We were dressing for the dinner party. I was resplendent in “Archbold” (Elizabeth’s playful name for my good black suit), as befitting the importance of the occasion. It is the suit I wore to our wedding and to the funeral of my poor brother Alfred. She will probably insist upon my wearing it to Superior Court next week as well, and perhaps given the solemnity of that occasion, she will be right. Elizabeth was wearing a black gown of some shiny fabric, and a very fetching carved necklace and earrings of jet, for she is still in mourning for her sister Margaret Caroline, who died last year. Elizabeth’s hair has been crimped into the sausage curls of current fashion, but because she has a long neck and splendid shoulders, the style suited her better than it did many of the poor overfed matrons who endeavored to wear it. I believe the dress is the one that Elizabeth made from the pattern book from Charleston, though I am by no means an expert on ladies’ finery. I am not much better on the vagaries of society’s bloodlines and shibboleths, but in this area at least, Elizabeth has been endeavoring to instruct me.

With a worried frown she straightened my cravat before turning again to inspect her own elegant reflection in the pier mirror. “Now, Burgess, do try to keep it all straight, won’t you? The two most important guests tonight are Judge Donnell and Cousin William, and they are both from Charlotte.”

“Cousin William…”

“Alexander!” She fairly snapped at me. “William Julius Alexander. Do try to take this seriously! There is more to the practice of law than passing your exams and winning your share of cases. William Alexander is my kinsman. He is an Erwin on his mother’s side, Sophia being the sister of the colonel, that is, Cousin James.”

“I’m not likely, to forget him,” I assured her. “As to Mr. Alexander, I have met him briefly, I think. He is the attorney for the state in this week’s trials.”

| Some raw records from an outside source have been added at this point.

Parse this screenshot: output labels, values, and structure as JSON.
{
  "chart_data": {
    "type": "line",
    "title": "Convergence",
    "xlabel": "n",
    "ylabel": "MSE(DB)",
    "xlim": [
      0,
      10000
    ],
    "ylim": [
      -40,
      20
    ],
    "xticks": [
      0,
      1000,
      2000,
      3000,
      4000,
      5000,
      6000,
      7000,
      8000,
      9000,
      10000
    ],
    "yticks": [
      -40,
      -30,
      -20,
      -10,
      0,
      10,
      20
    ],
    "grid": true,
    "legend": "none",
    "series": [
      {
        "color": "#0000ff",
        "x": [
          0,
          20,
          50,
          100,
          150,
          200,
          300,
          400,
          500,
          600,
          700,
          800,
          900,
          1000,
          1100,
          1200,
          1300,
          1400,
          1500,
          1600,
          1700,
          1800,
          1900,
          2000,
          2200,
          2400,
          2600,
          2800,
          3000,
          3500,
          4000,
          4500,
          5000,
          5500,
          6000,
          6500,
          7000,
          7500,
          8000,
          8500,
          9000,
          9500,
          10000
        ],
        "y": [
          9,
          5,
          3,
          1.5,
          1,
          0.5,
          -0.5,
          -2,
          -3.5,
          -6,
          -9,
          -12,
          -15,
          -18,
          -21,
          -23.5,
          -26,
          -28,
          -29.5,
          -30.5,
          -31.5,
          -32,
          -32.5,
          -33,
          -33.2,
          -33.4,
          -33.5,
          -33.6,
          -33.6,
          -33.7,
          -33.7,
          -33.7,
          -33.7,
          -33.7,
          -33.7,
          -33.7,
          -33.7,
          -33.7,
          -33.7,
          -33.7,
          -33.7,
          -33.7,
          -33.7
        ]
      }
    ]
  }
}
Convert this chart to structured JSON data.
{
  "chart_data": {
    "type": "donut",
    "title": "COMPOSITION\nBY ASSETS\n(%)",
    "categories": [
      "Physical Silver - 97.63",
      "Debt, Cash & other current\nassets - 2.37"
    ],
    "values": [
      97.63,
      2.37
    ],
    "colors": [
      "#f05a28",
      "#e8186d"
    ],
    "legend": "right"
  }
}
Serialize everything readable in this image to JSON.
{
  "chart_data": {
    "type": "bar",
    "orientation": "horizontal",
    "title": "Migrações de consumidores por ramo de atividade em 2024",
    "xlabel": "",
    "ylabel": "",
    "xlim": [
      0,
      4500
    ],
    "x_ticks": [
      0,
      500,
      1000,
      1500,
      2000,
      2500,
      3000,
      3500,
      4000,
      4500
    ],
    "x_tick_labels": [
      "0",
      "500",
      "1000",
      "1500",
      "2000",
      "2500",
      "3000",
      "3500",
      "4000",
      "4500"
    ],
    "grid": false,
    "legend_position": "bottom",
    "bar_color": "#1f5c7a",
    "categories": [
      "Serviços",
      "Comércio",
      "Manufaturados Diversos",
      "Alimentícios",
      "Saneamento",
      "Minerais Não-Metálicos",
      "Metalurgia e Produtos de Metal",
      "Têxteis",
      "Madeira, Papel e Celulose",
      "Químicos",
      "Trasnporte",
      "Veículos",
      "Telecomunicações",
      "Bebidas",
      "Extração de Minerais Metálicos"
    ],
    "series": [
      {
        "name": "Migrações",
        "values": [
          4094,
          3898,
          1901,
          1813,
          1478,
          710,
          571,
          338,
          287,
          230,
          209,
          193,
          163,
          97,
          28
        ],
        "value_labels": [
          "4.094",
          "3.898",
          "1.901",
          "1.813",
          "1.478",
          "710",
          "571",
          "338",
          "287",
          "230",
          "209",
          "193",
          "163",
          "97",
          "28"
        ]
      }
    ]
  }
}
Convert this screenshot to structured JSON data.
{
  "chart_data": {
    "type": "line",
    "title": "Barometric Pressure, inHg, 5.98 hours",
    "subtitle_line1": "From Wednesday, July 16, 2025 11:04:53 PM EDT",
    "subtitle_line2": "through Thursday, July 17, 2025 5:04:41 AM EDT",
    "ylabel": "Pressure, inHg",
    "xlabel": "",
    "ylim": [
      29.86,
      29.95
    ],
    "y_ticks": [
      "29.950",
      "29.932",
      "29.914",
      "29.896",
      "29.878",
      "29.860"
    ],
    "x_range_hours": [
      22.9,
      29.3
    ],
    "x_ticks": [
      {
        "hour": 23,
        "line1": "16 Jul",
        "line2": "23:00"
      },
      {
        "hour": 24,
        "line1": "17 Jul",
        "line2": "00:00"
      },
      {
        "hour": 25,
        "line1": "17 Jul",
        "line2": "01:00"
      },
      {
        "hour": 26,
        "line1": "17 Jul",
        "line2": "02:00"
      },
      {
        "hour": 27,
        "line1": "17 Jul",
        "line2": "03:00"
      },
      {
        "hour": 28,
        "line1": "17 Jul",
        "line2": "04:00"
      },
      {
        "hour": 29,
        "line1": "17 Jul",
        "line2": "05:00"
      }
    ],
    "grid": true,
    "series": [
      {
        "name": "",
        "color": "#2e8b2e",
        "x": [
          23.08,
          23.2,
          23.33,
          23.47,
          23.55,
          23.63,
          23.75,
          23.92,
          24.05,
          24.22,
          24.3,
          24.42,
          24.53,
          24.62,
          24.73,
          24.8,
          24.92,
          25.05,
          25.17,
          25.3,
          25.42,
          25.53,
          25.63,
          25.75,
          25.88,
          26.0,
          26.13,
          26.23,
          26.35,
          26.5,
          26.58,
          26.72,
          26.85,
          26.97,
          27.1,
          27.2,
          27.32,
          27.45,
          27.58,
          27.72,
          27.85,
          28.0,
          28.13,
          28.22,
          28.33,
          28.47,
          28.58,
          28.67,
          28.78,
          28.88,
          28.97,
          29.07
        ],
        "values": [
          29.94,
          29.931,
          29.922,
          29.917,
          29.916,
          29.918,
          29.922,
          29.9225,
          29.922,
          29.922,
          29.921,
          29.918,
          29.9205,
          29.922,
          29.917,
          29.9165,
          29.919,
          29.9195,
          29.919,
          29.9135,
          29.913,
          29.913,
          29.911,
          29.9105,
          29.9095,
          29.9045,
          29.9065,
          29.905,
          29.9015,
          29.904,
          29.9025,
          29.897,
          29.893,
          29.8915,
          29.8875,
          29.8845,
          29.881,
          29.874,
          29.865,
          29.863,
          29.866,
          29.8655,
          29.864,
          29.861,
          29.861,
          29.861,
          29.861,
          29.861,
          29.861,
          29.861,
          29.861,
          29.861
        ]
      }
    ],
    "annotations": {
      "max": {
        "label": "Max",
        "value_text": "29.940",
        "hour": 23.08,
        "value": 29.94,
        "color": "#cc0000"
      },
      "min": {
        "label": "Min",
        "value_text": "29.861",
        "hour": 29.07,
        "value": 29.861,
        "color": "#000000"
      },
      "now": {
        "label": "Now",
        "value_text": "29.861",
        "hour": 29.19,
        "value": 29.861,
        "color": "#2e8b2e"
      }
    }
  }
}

“Yes, but you mustn’t talk about the court docket at dinner. It has always been Father’s custom never to discuss cases pending before the court. There are outsiders present, you see, and privileged information must not be divulged in general company.”

“Of course I knew that,” I said with some asperity. Anyone would think that
she
was the lawyer in the family and not I. I forbore to mention that since I was clerk of the court at the forthcoming proceedings, I had no particular need to charm our visiting legal dignitaries. To such a protest of disinterest my wife would no doubt reply that every social connection will prove useful sooner or later, and that one should never lose an opportunity to impress a person of influence. No doubt she is right. The success of the Erwins, socially and otherwise, brooks no argument.

“Besides,” said Elizabeth, “all that sort of legal talk is very boring for the rest of us. But even if we stick to general conversation, there are some things you must keep in mind.”

“What, for instance?”

“William Alexander is not only our cousin; he is also the nephew by marriage of Thomas Wilson, so be careful that you don’t say anything disparaging of the Wilsons in his presence. Not that you would, of course,” she added hastily, seeing the glint of annoyance in my eyes.

“I will disparage no one tonight,” I assured Elizabeth. “Morganton, which consists solely of strangers and kinfolk, taught me that lesson a long time ago. Still, it surprises me to find such a tangle of pedigrees in the court. It will be old home week in the courtroom, won’t it, my dear? All the attorneys kin to one another in varying degrees. No outsiders except the defendants and perhaps a witness or two.”

“That is hardly unusual,” she said, unimpressed by my wit. “Good families socialize with one another. It is only natural that they should intermarry.”

“And the judge? Have we managed to get him into the family yet?”